Inoltre, l'art. 125, comma 3 del Codice della Proprietà Industriale prevede che in ogni caso, il titolare del diritto leso può richiedere lo storno e la restituzione dei profitti ottenuti dall'autore della violazione, sia in alternativa al risarcimento del mancato guadagno, sia nella misura in cui eccedono tale risarcimento. 

La Suprema Corte di Cassazione affronmta questa prima questione: se un titolare di brevetto ha utilizzato un criterio alternativo per determinare in modo equo il risarcimento dei danni, deve essere applicato anche il criterio della "ragionevole royalty"? In questo caso, il titolare del brevetto ha chiesto solo il risarcimento dei danni, non la restituzione dei profitti.

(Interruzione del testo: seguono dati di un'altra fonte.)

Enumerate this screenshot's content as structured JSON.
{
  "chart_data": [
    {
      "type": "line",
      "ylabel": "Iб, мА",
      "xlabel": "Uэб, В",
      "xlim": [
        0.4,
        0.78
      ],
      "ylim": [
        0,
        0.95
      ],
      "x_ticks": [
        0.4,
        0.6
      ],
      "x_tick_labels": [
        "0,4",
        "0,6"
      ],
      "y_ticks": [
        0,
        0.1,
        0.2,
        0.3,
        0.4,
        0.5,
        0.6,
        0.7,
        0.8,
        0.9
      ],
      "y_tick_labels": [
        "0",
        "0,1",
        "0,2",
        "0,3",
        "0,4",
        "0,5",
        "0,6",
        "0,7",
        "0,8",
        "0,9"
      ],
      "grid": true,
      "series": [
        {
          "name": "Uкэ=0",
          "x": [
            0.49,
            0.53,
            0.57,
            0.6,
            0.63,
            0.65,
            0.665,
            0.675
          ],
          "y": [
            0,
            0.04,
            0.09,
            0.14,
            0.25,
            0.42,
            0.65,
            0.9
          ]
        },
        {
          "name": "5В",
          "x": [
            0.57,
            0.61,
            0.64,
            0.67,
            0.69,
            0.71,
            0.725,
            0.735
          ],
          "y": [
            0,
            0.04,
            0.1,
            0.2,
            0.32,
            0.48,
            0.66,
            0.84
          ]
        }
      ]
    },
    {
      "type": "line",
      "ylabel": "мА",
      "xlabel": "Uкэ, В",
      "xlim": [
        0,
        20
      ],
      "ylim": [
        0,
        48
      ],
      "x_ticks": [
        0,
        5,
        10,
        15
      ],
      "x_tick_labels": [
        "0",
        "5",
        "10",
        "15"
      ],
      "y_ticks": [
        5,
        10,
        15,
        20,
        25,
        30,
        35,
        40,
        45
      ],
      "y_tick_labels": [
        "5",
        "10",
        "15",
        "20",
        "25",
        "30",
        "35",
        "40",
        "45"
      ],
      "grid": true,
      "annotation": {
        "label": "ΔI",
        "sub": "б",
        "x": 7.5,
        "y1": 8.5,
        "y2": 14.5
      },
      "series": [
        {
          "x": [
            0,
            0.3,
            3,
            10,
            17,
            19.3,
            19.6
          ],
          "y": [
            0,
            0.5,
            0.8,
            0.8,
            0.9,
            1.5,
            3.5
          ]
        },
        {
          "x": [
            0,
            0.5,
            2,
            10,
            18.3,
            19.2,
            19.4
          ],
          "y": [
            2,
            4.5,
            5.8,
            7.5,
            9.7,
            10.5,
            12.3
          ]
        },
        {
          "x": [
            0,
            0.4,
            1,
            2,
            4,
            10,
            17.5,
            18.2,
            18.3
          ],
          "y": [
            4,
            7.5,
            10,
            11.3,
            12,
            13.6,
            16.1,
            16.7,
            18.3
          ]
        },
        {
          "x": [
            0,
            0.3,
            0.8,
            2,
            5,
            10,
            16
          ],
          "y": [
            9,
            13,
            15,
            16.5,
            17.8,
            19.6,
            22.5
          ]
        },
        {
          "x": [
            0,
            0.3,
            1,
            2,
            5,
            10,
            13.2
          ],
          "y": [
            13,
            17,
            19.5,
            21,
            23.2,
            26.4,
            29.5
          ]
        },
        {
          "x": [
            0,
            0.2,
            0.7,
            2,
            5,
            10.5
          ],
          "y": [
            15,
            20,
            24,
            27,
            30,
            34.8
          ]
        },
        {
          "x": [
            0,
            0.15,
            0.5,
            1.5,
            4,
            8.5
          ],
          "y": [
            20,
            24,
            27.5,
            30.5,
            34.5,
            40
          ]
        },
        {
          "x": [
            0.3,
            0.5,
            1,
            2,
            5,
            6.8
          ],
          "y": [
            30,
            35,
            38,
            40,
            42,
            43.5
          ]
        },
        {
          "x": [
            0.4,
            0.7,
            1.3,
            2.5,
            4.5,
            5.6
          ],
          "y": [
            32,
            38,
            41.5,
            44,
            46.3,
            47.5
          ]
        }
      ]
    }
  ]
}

La Corte Suprema ha ritenuto che il titolare del brevetto avesse di fatto offerto un ragionevole criterio alternativo equo per determinare la misura del risarcimento che - se applicato - sarebbe stato più elevato, più equo ed efficace, e avrebbe tenuto conto di tutti gli aspetti rilevanti, quali le conseguenze economiche negative, compresa la perdita di profitti per il titolare del brevetto e i benefici ottenuti illegalmente dal contraffattore. La Corte Suprema ha annullato la decisione di appello, affermando che il criterio della "ragionevole royalty" "è solo il limite inferiore del risarcimento determinato su base equa, che, tuttavia, non può essere utilizzato se la parte lesa ha indicato ulteriori e diversi criteri ragionevoli di equità, con l'obiettivo di un pieno risarcimento del pregiudizio subito dal titolare del diritto di proprietà intellettuale.

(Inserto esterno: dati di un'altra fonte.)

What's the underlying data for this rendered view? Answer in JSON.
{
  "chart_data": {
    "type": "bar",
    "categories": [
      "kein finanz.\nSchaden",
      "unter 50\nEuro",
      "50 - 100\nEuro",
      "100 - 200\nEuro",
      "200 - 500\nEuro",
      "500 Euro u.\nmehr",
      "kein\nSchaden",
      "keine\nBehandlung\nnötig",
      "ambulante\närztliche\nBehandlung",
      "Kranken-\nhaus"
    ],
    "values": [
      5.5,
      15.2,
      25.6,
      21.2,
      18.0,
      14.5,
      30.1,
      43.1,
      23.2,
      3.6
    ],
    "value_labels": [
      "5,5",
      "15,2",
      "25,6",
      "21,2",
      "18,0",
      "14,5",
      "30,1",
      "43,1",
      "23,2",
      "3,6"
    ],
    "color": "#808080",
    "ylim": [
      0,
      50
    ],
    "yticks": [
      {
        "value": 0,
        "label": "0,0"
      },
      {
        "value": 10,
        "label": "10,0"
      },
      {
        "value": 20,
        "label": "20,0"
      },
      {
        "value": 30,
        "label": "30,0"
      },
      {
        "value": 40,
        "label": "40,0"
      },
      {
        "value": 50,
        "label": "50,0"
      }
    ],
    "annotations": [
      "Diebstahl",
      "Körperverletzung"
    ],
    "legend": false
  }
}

La Corte di Cassazione passa poi ad affrontare una seconda questione: laddove si applichi il criterio della “royalty ragionevole”, è previsto dalla legge italiana che il tasso di royalty sia raddoppiato, o almeno aumentato? Il titolare del brevetto ha affermato che la Corte d'appello ha commesso un errore nelle sue conclusioni perché, pur applicando il criterio della "ragionevole royalty", la Corte non aveva raddoppiato o addirittura aumentato la misura della royalty. Secondo il titolare del brevetto, il criterio della “fair royalty” rappresenta solo “lo standard minimo” pari al tasso di royalty tipico del settore. Pertanto, tale percentuale di royalty deve essere sempre aumentata, altrimenti l'autore della violazione sarebbe posto nella stessa posizione di un legittimo licenziatario.

Tuttavia, sebbene la Corte Suprema abbia riconosciuto che la giurisprudenza spesso considera equo un aumento ragionevole della royalty di riferimento del mercato, ha concluso che la legge non impone l'applicazione di tale aumento.

Conclusioni.

Da un lato, la decisione è importante perché stabilisce che il criterio della "ragionevole royalty" non è la "seconda scelta" nel caso in cui i danni non possano essere determinati nell'ammontare esatto, ma piuttosto un criterio residuo nel caso in cui nessun altro criterio equo individuato da il titolare del brevetto può essere applicato.
D'altro canto, il fatto che la Corte Suprema abbia ritenuto che la legge non imponga l'aumento del tasso di royalty laddove viene applicato il criterio della "royalty ragionevole" sarà probabilmente oggetto di discussione, poiché dottrina e giurisprudenza significativa avevano spesso sostenuto la approccio opposto.

(Fonte: Sito web twobirds - Autore: Avv. Federico Manstretta - Titolarità dei contenuti: Birds & Birds e Avv. Federico Manstretta).